Читаем Windows® Internals, Sixth Edition, Part 2 полностью

The crash generated in the preceding section with Notmyfault’s High IRQL Fault (Kernel-Mode) option poses no challenge for the debugger’s automated analysis. Unfortunately, most crashes are not so easy and sometimes are impossible to debug. There are several levels of increasing severity in terms of system performance degradation that might help turn system crashes that cannot be analyzed into ones that can be. If the crashes generated after you configure a level and reboot aren’t revealing the cause, try the next level.

If there are one or more drivers you consider likely sources of the crashes—because they were introduced into the system relatively recently, they were recently updated, or the circumstances of the crash implicate them—enable them for verification using Driver Verifier and check all the verification options except for low resources simulation. (See Chapter 8 for more information on Driver Verifier.)

If the computer is running a 32-bit version of Windows, enable the same level of verification as in level 1 on all unsigned drivers in the system. (All drivers on a 64-bit system must be signed unless this restriction is disabled manually at boot time by pressing F8 and choosing the advanced boot option Disable Driver Signature Enforcement.)

Enable the same verification as in level 1 on all drivers in the system. To maintain reasonable performance, you may want to divide the drivers into groups, enabling Driver Verifier on one group at a time between reboots.

Note

If your system becomes unbootable because Driver Verifier detects a driver error and crashes the system, start in safe mode (where verification is disabled), run Driver Verifier, and delete the verification settings.

The following sections demonstrate how Driver Verifier can make impossible-to-debug crashes into ones that you can solve.

Buffer Overruns, Memory Corruption, and Special Pool

One of the most common sources of crashes on Windows is pool corruption. Pool corruption usually occurs when a driver suffers from a buffer overrun or buffer underrun bug that causes it to overwrite data past either the end or start of a buffer it has allocated from paged or nonpaged pool. The Executive’s pool-tracking structures reside on either side of a pool buffer and separate buffers from each other. These bugs, therefore, cause corruption to the pool tracking structures, to buffers owned by other drivers, or to both. You can often catch the culprit of a pool overrun by using the !pool command to examine the surrounding pool tags. Find the address at which the corruption occurred, and use !pool address_of_corruption . This command will display all the pool allocations that are on the same page as the corruption. Looking in the left column, find the range of the corrupted address and then look at the allocation just previous to it and find its pool tag. This will likely be the culprit in a buffer overrun. You can use the Pooltag.txt file in the Triage folder of the Debugging Tools for Windows installation directory to find the driver that owns the pool tag, or use the Strings utility from Sysinternals.

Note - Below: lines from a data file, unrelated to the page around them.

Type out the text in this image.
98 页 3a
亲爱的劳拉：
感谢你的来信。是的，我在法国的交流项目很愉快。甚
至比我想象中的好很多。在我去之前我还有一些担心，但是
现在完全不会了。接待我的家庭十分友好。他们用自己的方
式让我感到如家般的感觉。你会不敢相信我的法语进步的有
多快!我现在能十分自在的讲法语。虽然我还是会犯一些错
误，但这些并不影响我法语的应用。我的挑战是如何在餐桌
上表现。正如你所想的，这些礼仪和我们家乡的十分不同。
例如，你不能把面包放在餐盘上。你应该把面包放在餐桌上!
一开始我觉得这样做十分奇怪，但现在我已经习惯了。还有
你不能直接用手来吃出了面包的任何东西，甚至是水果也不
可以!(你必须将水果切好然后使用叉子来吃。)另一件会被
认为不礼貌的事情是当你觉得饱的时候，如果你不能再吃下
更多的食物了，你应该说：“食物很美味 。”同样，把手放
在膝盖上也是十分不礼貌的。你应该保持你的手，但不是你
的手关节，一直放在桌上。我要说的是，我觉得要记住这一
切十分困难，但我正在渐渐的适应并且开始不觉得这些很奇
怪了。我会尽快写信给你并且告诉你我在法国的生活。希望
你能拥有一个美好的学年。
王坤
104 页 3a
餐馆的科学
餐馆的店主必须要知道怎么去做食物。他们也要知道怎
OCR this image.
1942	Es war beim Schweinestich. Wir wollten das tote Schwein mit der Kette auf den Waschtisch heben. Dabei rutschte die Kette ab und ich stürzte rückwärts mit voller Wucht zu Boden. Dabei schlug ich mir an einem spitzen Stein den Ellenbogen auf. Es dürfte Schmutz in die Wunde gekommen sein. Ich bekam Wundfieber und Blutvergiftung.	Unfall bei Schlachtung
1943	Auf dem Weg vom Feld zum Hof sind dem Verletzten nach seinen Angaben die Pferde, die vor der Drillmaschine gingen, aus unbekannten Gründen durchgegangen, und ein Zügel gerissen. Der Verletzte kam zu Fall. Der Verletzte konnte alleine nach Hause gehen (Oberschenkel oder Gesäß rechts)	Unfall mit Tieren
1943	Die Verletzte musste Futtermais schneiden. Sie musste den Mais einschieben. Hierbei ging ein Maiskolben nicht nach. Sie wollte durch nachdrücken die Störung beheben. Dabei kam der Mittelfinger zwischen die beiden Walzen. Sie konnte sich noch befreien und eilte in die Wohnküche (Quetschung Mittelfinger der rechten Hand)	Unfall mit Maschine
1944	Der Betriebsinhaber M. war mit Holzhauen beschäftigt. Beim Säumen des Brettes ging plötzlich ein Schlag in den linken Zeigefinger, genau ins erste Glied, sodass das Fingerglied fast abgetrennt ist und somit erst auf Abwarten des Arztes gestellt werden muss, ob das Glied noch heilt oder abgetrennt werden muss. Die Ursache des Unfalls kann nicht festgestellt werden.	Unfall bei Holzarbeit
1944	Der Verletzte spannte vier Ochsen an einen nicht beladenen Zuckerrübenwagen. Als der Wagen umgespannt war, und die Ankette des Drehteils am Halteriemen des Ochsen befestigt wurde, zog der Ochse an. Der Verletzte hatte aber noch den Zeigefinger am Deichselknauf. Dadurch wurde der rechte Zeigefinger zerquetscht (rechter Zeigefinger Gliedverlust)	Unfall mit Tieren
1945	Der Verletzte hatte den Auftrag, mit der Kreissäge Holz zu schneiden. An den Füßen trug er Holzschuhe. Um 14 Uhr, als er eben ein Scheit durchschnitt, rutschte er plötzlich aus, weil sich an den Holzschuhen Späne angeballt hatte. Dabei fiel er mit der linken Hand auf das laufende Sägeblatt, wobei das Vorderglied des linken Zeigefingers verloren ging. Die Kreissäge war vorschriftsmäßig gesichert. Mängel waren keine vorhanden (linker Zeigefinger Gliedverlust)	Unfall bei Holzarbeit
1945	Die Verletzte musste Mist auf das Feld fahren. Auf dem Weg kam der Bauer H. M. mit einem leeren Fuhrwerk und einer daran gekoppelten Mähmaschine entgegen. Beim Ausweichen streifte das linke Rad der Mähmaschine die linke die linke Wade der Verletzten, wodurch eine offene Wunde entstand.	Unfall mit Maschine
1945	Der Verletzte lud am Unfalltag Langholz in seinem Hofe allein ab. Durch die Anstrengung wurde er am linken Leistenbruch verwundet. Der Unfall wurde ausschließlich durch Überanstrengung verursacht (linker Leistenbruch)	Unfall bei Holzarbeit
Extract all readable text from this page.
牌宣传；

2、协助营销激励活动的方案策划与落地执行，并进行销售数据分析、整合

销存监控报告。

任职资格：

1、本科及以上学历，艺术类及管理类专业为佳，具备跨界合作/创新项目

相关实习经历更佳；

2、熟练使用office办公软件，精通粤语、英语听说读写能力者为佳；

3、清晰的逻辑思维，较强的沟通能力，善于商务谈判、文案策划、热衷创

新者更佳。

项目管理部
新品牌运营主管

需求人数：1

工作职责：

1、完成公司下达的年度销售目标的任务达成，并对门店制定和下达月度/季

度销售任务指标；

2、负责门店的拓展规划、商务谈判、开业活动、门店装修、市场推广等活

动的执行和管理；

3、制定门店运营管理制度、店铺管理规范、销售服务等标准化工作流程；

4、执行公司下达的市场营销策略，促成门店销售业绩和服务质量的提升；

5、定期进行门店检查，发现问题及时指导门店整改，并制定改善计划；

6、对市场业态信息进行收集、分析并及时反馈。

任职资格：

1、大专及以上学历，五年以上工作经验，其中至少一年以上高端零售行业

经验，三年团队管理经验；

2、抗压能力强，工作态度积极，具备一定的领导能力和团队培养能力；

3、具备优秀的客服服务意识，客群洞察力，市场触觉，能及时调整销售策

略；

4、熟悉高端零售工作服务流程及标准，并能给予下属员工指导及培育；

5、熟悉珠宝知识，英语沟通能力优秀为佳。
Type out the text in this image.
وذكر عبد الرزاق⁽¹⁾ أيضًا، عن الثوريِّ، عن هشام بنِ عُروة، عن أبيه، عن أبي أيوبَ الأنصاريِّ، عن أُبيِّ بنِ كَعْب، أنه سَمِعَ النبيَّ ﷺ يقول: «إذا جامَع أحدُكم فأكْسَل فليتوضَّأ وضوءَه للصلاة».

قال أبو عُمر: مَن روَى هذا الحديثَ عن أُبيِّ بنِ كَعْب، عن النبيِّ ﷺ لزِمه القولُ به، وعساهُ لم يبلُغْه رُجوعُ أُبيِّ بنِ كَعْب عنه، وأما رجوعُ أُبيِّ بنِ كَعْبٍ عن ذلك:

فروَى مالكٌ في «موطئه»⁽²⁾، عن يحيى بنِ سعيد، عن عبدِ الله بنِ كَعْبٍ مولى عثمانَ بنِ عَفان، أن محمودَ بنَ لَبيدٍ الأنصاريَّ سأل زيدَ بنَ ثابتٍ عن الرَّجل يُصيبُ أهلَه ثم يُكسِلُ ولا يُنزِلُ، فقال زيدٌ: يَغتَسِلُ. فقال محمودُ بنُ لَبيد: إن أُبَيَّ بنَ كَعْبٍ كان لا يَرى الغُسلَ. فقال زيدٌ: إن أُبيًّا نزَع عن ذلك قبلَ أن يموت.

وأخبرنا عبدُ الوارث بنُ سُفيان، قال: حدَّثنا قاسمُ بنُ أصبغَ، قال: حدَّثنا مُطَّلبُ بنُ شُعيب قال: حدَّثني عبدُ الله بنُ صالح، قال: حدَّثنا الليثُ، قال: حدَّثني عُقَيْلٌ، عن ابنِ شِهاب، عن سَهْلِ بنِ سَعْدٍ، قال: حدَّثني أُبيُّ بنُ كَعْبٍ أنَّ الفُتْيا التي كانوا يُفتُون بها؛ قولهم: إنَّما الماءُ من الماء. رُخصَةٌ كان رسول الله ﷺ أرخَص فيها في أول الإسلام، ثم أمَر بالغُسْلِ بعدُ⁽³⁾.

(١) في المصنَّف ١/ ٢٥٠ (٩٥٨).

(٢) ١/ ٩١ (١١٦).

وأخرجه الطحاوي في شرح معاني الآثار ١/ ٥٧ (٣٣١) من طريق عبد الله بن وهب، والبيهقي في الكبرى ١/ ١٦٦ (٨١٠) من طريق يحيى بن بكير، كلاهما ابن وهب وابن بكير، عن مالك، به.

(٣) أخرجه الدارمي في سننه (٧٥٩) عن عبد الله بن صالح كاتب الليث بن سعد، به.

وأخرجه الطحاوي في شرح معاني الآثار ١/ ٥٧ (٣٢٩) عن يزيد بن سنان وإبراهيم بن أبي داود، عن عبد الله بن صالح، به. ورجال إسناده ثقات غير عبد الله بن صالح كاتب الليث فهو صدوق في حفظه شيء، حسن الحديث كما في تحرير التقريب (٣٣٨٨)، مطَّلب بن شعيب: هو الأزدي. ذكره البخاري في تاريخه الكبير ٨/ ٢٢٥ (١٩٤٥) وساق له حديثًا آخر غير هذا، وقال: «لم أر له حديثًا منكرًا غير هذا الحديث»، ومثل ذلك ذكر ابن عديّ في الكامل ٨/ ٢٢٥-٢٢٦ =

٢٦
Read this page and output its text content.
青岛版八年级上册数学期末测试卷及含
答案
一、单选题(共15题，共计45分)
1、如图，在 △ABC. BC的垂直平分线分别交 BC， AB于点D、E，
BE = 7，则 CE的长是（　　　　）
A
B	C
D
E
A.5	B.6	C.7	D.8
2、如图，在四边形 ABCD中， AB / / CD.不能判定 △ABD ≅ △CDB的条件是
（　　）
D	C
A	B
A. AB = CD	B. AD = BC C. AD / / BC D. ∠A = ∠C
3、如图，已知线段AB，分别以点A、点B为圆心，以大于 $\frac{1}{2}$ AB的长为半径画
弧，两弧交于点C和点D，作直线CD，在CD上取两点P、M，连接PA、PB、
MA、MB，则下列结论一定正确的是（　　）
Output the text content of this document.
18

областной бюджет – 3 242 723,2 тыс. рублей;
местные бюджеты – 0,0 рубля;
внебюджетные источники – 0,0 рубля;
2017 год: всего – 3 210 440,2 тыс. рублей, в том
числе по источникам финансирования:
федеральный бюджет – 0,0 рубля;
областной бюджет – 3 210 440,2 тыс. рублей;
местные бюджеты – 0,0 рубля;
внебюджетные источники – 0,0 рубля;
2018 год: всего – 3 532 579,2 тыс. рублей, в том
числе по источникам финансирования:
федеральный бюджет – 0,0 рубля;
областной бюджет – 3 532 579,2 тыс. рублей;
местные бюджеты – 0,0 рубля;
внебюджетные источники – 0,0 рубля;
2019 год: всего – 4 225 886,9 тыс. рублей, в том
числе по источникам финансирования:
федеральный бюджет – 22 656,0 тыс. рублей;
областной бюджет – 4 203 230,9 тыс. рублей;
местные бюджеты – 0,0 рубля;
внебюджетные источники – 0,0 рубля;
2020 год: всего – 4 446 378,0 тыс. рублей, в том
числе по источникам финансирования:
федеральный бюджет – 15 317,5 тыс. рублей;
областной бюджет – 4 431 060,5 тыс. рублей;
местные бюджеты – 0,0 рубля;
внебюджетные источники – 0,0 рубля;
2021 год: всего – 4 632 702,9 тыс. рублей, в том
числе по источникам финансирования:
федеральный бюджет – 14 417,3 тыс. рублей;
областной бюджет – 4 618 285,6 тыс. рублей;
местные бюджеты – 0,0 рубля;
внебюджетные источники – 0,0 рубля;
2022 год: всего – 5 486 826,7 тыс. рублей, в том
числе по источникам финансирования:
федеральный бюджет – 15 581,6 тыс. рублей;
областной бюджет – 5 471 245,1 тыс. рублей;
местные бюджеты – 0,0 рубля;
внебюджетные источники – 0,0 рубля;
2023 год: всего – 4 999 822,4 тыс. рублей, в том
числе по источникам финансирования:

Pool corruption can also occur when a driver writes to pool it had previously owned but subsequently freed. This is called a use after free bug and is usually caused by a race condition in a driver. These bugs are particularly hard to debug because the driver that corrupts memory no longer has any traceable ties to the memory, such as a neighboring pool tag as in a buffer overrun. Another fairly common cause of pool corruption is direct memory access (DMA). DMA occurs when hardware writes directly to RAM instead of going through a driver; however, the driver is still responsible for coordinating the whole process by allocating the memory that the hardware will write to and programming the hardware registers of the device with the details of the operation. If a driver has a bug that releases the memory it is using for DMA before the hardware writes to it, the memory can be given to another driver or even to a user-mode application, which will certainly not expect to have hardware writing to it.

The crashes caused by pool corruption are virtually impossible to debug because the system crashes when corrupted data is referenced, not when the corruption occurs. However, sometimes you can take steps to at least obtain a clue about what corrupted the memory. The first step is to try to determine the size of the corruption by looking at the corrupted data. If the corruption is a single bit, it was likely caused by bad RAM or a faulty processor. If the corruption is fairly small, it could be caused by hardware or software, and finding a root cause will be nearly impossible. In the case of large corruptions, you can look for patterns in the corruption, like strings (for example, HTTP packet payloads, file contents of text-based files, and so on).